ABSTRACT

President John F. Kennedy didn’t want the public to know he was using pollingdata to develop a better strategy for civil rights issues; in those days, referring to surveys was seen as an obvious weakness in a president. Most Americans believed then that the highest representatives of the people were elected to public offices as trustees to use their own judgment and not to depend on pollsters-political fortunetellers. Politics has changed since the early 1960s, and more people seem to accept that presidents should respectfully respond to polls reflecting the opinions of their constituencies. President Lyndon B. Johnson, for example, learned from the polls not to raise the Vietnam War as an issue in the 1964 presidential campaign if he wanted to be reelected. President Richard M. Nixon turned to polling as part of the art of presidential politics in bringing many of his domestic decisions in line with the people’s opinions during his five-year tenure. President Jimmy Carter got help from survey specialists and was the first president to witness one of his pollsters, Patrick Caddell, achieve celebrity status.
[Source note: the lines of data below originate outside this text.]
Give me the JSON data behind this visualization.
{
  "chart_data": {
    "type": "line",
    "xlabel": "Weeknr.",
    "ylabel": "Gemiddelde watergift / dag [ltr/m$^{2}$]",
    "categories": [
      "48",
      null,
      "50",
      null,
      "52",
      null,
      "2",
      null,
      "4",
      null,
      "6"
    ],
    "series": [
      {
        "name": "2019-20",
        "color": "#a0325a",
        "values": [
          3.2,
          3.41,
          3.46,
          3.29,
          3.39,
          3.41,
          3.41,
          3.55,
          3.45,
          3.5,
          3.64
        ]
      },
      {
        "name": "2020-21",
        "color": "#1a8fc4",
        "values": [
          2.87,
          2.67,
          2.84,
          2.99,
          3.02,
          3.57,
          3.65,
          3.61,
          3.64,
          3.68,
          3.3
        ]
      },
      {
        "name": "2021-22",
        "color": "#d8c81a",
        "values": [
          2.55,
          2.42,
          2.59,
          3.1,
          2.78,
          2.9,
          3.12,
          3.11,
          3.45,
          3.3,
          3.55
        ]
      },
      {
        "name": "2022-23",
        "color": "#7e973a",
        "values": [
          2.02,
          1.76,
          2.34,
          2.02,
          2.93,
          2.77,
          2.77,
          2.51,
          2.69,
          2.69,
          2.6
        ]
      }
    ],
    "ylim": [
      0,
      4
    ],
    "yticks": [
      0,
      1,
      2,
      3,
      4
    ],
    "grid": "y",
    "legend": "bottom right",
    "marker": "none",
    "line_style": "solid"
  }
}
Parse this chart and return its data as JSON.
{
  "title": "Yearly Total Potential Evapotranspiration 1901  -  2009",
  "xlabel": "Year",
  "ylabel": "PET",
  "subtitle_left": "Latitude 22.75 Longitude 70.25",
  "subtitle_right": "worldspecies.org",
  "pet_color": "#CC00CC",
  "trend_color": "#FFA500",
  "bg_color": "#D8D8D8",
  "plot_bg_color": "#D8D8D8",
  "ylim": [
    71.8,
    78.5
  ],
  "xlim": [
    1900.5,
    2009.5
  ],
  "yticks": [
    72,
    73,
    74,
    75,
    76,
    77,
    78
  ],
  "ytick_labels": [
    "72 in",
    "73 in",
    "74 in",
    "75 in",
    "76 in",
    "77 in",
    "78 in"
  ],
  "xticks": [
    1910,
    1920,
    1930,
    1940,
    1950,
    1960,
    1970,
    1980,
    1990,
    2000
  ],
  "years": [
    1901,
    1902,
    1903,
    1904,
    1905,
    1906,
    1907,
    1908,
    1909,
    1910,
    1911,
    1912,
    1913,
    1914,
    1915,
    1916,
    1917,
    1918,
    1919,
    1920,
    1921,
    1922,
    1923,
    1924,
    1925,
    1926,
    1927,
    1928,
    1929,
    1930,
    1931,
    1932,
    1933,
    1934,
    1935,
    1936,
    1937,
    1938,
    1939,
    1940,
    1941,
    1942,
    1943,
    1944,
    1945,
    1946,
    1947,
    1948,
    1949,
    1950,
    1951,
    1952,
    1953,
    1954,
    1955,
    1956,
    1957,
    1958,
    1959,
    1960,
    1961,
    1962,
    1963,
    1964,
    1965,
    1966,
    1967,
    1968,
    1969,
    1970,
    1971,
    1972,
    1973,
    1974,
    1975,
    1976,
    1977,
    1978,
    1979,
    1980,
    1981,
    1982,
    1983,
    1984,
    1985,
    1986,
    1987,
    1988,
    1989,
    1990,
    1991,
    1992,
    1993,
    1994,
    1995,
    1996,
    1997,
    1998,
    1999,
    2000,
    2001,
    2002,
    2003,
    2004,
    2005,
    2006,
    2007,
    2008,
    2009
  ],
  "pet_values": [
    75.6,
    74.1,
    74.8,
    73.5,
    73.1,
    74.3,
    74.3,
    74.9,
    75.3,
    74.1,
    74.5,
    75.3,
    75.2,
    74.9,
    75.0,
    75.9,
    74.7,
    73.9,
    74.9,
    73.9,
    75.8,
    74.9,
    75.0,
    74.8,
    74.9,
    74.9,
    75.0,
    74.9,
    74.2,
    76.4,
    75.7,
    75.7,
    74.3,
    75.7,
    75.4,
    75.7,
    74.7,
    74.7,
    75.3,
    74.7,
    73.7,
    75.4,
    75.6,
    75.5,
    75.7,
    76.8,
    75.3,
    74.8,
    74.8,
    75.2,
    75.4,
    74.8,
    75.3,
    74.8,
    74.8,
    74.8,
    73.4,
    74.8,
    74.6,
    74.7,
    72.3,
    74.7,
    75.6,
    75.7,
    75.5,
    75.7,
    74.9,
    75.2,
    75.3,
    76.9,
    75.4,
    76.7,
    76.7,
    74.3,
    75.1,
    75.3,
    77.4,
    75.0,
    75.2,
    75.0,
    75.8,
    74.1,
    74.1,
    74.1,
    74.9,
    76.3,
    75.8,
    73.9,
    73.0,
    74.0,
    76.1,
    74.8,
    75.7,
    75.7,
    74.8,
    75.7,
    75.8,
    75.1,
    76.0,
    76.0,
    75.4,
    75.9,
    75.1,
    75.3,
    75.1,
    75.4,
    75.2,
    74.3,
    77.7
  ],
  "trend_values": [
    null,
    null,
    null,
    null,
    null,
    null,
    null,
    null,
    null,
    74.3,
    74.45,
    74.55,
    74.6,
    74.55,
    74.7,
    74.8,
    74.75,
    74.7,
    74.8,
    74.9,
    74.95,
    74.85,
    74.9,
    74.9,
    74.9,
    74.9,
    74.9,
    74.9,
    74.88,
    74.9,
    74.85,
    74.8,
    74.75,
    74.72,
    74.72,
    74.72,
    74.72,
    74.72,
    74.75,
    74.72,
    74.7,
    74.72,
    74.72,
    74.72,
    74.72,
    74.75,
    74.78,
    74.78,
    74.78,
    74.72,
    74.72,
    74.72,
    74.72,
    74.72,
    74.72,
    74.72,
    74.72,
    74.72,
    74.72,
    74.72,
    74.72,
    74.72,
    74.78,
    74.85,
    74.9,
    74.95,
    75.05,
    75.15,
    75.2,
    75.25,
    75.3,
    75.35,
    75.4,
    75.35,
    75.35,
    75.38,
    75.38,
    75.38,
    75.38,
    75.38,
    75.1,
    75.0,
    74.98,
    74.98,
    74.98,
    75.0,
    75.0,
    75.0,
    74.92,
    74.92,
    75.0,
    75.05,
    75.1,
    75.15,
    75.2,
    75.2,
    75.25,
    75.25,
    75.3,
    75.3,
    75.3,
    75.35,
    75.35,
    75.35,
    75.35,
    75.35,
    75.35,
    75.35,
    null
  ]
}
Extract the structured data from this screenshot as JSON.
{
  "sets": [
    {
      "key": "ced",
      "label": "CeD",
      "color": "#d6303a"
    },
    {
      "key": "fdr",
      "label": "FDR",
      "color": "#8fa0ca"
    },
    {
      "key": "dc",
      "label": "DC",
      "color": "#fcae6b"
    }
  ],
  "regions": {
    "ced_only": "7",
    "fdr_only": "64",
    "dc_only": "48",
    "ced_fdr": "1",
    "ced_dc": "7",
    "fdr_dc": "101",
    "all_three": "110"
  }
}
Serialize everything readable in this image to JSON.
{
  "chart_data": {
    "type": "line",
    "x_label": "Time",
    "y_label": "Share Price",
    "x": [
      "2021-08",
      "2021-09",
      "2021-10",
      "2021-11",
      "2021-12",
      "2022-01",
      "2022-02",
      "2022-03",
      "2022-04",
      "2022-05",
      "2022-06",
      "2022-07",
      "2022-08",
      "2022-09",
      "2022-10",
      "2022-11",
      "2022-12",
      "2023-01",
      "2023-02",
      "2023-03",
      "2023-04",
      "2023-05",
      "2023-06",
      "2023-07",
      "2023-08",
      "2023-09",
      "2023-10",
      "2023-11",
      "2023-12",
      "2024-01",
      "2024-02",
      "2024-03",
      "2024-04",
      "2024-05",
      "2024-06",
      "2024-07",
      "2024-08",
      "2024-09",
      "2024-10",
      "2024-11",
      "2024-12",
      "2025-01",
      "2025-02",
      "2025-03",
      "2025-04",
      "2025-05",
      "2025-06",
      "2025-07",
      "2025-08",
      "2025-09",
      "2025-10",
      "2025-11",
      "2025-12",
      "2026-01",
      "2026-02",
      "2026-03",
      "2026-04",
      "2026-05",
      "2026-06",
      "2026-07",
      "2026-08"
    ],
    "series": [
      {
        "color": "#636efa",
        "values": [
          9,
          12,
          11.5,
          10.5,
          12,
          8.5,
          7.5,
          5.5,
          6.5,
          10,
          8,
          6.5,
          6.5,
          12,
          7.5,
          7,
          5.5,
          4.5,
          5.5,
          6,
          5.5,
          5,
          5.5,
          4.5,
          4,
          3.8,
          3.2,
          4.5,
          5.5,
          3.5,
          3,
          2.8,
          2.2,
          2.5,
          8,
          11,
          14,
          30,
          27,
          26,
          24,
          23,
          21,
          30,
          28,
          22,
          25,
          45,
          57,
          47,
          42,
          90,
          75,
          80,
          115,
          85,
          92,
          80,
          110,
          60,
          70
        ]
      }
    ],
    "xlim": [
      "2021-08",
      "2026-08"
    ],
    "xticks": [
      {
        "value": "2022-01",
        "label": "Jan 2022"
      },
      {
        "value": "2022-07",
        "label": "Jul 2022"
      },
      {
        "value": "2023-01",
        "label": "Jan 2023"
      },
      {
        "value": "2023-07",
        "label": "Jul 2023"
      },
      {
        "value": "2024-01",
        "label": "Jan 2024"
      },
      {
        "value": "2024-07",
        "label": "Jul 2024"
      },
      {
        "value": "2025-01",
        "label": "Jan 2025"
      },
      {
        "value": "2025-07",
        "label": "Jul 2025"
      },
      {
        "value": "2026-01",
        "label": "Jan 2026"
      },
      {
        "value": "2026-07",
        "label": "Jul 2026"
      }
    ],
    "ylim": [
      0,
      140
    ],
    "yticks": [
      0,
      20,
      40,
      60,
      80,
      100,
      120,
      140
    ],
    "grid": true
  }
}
Unfortunately, Carter’s reelection team made serious mistakes when Caddell underestimated the strengths of presidential candidate Ronald Reagan, who won the 1980 election. Despite some accounts, Reagan persistently used national opinion polls to avoid making obvious mistakes on domestic policies. George H. W. Bush, who succeeded Reagan as president, did not regularly use surveys and suffered a loss of popularity over the economy. However, Bill Clinton, who became president in 1993, gave opinion polls serious consideration throughout his eight years in the White House. Moreover, he gave some of his poll-savvy senior advisers like Dick Morris direct access to the Oval Office. Since 2001, President George W. Bush

has considered polling on issues important to the American people part of his domestic strategy. He gets help from a polling center in Texas that conducts national polls four or five times a month (Judson, 2002; Sobel, 1993).